The Sacrifice of Kronos, No. 2 depicts the theme of ancient ritual that is characteristic of Stamos's work of the 1940s, when he and his contemporaries were endeavoring to "create the myth of their own time" through their art.
The Sacrifice of Kronos, No. 2 portrays the drama and terror of the story of the Titan, Cronus, (Kronos, in the Greek spelling preferred by Stamos), who devoured his children in fear of the prophesy that one of his offspring would usurp his power. When Cronus's son Zeus was born, his mother, Rhea, wrapped a stone in clothing, and Cronus swallowed it, believing it was their son. The prophecy took its course, because Zeus eventually overthrew Cronus.
In the painting, the moment of the sacrifice is depicted. Two ghost-like eyes appear in the stone, alluding to Cronus's misguided belief that it was his son he had swallowed. Cronus, with gaping mouth and staring eye, appears to be crushed under the weight of the massive boulder. Thin, black lines illustrating natural and cosmic forces meander and streak throughout the composition. Such lines of energy reflect not only an awareness of surrealist motifs, but also the influence of Dove's lines of force in his late works.

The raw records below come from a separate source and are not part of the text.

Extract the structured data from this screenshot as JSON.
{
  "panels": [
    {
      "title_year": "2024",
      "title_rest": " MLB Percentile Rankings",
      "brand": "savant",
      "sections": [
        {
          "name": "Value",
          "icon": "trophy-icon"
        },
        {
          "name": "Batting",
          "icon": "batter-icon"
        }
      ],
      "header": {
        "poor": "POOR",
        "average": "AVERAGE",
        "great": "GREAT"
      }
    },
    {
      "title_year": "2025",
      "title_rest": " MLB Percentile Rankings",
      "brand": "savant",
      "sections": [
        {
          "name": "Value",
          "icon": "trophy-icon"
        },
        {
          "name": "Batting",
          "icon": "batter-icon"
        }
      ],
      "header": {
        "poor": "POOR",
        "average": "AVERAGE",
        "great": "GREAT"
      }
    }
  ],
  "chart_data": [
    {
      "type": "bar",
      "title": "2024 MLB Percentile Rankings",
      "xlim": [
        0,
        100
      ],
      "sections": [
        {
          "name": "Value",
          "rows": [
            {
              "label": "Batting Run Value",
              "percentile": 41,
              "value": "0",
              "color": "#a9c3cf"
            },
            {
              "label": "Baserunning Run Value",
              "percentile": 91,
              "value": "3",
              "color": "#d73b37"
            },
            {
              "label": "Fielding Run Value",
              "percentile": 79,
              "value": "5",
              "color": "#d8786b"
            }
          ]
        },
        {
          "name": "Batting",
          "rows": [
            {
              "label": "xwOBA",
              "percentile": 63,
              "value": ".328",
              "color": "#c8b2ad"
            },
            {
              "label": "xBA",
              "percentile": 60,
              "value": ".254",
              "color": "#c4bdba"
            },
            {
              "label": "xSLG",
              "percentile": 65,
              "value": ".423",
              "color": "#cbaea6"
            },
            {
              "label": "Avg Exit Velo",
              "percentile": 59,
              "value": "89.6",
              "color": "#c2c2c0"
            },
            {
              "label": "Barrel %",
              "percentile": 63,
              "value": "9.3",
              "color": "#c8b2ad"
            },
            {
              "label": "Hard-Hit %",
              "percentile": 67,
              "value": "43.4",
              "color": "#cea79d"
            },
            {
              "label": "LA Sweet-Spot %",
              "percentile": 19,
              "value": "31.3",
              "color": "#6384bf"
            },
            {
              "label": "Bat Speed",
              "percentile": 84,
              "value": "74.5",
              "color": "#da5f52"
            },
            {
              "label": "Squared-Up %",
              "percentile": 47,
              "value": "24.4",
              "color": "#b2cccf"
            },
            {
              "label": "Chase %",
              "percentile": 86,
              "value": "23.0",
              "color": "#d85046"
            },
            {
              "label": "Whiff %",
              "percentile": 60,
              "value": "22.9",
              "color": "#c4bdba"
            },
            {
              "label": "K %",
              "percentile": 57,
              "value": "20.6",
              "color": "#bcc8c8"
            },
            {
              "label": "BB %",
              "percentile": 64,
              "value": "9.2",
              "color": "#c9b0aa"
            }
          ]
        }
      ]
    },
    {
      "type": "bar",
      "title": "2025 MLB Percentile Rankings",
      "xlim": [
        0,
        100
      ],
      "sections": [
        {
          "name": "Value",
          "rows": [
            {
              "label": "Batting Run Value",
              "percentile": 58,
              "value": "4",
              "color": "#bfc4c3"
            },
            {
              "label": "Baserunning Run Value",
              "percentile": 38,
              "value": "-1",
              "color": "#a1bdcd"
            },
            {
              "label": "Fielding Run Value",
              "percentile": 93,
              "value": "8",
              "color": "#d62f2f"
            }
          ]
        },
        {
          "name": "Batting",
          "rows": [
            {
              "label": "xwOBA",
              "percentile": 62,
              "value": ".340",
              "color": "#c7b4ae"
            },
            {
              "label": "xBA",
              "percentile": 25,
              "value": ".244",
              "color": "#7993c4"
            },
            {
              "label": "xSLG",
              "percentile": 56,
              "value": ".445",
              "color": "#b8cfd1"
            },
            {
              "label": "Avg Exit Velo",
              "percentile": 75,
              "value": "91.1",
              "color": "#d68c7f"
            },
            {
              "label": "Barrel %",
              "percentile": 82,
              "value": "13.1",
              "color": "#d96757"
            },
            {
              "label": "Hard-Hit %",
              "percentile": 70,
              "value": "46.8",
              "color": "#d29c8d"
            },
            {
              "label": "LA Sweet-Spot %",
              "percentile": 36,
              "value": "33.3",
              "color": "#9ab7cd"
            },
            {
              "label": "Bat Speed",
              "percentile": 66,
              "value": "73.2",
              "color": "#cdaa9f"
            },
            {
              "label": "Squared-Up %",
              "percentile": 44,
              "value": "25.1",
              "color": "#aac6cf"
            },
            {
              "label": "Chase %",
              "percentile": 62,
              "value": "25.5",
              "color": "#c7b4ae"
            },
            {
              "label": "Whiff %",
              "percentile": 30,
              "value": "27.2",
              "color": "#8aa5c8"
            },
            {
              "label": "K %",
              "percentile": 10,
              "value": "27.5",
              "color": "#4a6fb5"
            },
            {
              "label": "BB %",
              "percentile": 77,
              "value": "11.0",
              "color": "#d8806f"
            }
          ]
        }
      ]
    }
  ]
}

The gripping scene of Cronus devouring the rock occurs on a terracotta-colored field against a background of unnatural, intense blue highlighted with fluorescent greens. The garish, almost hallucinatory colors emphasize the supernatural qualities of the subject. The theme of this ancient myth may well have been a metaphor for the dark and frightening events that were revealed after World War II, as well as the ensuing struggles for dominance among the powerful nations.